The organic brain of the man hazed red, hazed darkly, and trusted, for it was powerless to do more save fight a primal struggle for consciousness. It could not regard the situation. It could not think: I am the first human being to fly Space. It could not think, of all the things that all the humans in all of history have ever done, I alone have done this.
Roll the drums for Agamemnon, Roll the drums for Hercules!
Roll the drums for Caesar, Alexander, for Amenhotep, Rameses . . . drum the drums for Khan, for Suleiman, for Plato, Aristides—drum your drums for York and Tudor, Bacon, Michelangelo . . . For Austerlitz. For Yorktown. Chickamauga, Ypres, and Anzio . . .
Roll the drums. Roll the drums for me . . .
Motors off.
Click-hum, computers . . .
Silently.
Wheel your eternal wheeling, stars.
Darkly.
Cold.
The screens showed white, thick white, and the fuel-pumps disgorged the remainder of Vanguard I’s life-blood into the roaring combustion chambers. The muted complaining of heavy atmosphere keened up the scale to a banshee’s lament and sweat poured from Josh Thorn’s half-nude body as his tiny metal cell grew stifling.
Power—how much power to keep from becoming a vagrant meteorite in Venus’ milky skies? From flaring, white-hot, and falling . . . a cinder from nowhere, with nowhere to go, the last of Earth’s ashes . . .
One hundred miles.
Fifty. Thirty. Twelve . . .
Cooler, now. He shivered in 105 degrees Fahrenheit, shivered in 99, in 87 . . . His sweat was cold.
Ten thousand feet! Slowing, slowing, a century of time to drop to nine thousand, ease off the power, eight thousand, steady; fuel, barely, six thousand, steady . . . Steady
Watch your screens! Green. Brown, yellow, blue-veined green; low-rolling magenta mountains westw
ard, cloud-shadows rippling, mingling with tenuous wisps of steam . . . steam from the jungles of tall forest . . .
One thousand feet. No sign of mobile life on this planet, in this valley into which Vanguard-1 lowered. But all sign—all sign, indeed, of the rich lushness that would support it, embrace it, hold it close like a long-denied lover . . .

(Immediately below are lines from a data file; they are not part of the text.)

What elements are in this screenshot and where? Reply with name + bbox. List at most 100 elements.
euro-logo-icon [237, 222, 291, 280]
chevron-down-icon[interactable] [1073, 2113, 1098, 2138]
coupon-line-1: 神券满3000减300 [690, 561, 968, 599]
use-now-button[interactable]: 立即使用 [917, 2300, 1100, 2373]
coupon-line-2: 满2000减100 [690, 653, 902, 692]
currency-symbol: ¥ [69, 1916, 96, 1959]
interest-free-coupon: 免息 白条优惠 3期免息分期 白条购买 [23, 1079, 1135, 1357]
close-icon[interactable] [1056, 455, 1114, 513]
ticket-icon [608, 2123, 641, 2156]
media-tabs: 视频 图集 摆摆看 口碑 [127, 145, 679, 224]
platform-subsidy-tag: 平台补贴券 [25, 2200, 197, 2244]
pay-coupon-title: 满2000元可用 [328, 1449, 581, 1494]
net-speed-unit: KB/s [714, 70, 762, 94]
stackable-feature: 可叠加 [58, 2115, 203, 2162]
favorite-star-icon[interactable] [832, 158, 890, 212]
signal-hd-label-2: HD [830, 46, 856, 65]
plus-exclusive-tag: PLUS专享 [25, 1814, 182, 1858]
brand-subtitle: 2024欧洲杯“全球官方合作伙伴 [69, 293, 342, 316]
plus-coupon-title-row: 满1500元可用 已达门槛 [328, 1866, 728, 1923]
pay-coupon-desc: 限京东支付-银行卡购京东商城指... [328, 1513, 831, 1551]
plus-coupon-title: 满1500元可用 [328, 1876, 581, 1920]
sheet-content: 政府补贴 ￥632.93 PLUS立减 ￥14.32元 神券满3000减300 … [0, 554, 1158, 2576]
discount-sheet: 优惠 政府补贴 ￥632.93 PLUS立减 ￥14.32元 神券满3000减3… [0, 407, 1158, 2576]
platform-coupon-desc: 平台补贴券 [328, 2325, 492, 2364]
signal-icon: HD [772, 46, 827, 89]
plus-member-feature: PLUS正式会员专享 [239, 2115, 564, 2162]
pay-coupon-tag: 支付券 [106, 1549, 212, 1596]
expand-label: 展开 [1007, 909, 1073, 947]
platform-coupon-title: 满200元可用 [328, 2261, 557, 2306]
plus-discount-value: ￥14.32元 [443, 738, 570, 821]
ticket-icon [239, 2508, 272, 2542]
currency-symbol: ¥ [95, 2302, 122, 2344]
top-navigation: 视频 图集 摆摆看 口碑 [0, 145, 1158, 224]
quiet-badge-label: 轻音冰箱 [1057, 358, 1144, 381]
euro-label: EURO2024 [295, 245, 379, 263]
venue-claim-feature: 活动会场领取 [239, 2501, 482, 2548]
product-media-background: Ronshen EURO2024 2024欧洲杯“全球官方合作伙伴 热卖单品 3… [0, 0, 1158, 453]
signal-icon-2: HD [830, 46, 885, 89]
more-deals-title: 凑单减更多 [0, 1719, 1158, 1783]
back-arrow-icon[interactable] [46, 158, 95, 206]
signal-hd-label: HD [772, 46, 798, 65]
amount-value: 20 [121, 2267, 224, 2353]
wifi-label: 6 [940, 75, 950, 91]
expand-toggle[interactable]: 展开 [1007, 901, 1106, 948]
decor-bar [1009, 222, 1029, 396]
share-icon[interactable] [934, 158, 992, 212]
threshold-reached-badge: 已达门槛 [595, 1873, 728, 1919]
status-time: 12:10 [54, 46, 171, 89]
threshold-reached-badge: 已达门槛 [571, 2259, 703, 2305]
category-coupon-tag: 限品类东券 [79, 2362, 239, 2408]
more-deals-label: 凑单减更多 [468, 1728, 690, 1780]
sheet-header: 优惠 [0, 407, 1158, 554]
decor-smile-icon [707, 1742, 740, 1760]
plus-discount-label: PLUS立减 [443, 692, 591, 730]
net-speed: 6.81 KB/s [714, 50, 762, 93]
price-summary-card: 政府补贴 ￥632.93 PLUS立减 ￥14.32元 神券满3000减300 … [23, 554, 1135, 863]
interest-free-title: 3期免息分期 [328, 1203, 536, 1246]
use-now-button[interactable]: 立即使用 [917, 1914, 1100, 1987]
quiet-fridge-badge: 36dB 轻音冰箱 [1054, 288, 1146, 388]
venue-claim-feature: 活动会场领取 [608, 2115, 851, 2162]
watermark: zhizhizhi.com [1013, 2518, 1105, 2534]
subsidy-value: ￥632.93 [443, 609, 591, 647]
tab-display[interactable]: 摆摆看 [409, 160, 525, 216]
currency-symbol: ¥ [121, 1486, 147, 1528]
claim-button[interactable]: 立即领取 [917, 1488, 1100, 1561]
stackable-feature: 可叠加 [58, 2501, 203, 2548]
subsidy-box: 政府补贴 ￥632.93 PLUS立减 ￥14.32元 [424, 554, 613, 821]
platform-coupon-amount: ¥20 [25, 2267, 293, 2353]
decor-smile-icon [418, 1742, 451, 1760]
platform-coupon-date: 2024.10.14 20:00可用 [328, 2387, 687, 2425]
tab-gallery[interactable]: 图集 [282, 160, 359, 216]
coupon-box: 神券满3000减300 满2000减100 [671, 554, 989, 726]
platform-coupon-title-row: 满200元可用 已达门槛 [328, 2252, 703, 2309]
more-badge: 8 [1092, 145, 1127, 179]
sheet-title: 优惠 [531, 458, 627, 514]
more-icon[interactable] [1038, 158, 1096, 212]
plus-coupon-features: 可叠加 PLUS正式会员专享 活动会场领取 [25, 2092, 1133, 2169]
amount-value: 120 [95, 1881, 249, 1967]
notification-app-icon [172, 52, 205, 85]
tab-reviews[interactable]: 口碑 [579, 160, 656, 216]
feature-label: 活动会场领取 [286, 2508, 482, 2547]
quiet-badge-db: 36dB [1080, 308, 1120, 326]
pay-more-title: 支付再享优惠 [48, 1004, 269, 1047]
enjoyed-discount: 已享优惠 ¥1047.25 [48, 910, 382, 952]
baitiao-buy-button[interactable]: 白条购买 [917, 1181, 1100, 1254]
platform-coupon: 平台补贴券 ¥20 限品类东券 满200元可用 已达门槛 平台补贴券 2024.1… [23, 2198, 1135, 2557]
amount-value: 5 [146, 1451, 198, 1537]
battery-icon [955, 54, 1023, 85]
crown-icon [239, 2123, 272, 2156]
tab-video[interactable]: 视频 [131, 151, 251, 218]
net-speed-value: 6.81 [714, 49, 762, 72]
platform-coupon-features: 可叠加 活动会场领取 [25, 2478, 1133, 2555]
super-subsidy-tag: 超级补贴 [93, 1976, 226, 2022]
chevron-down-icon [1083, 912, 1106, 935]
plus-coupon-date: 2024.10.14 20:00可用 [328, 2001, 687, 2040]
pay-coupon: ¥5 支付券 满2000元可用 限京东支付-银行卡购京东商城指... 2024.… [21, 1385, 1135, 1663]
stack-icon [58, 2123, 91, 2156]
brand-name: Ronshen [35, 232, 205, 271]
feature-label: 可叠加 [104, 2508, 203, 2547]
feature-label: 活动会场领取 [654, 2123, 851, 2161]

Thorn sweated again—hot sweat, now—at his scanners, his control panel. Temperature again hovering past 100, but there was no time to notice or to feel. One hundred feet . . . gently . . .
And then Vanguard-I was down, and at rest.
Josh Thorn hesitated. Baggy-Drawers? Or not? Beneath the white, tenuous outer atmospheric shell of methane and ammonia, what? Air he could breathe? Or poison that would strangle him—
He swung the inner air-lock open.
If poison, then death would be but a matter of days; the bubble of Made-in-U.S.A. atmosphere that he’d brought thirty million miles across Space had supplied him for the nearly four months the journey had taken. It had done its job, he could demand no more than that. Two weeks more, at best, and it would tye spent forever.
Two weeks, thirty-five years, five thousand centuries—
He swung the outer air-lock open.
And breathed. And breathed. And breathed deeply again.
Joshua Thorn wanted to cry. There was a hurt in his throat, and he wanted to yell, and he wanted to laugh great peals of laughter even as the unchecked salt tears streamed across the deep valleys of his cheeks.
He walked, he ran. He stopped, he turned his face to the sky, he spread his arms wide and let the great bellows of laughter roll from his lips in the lusty prayer of thanks that only the living who are full with life and amid the teeming fullness of life can know.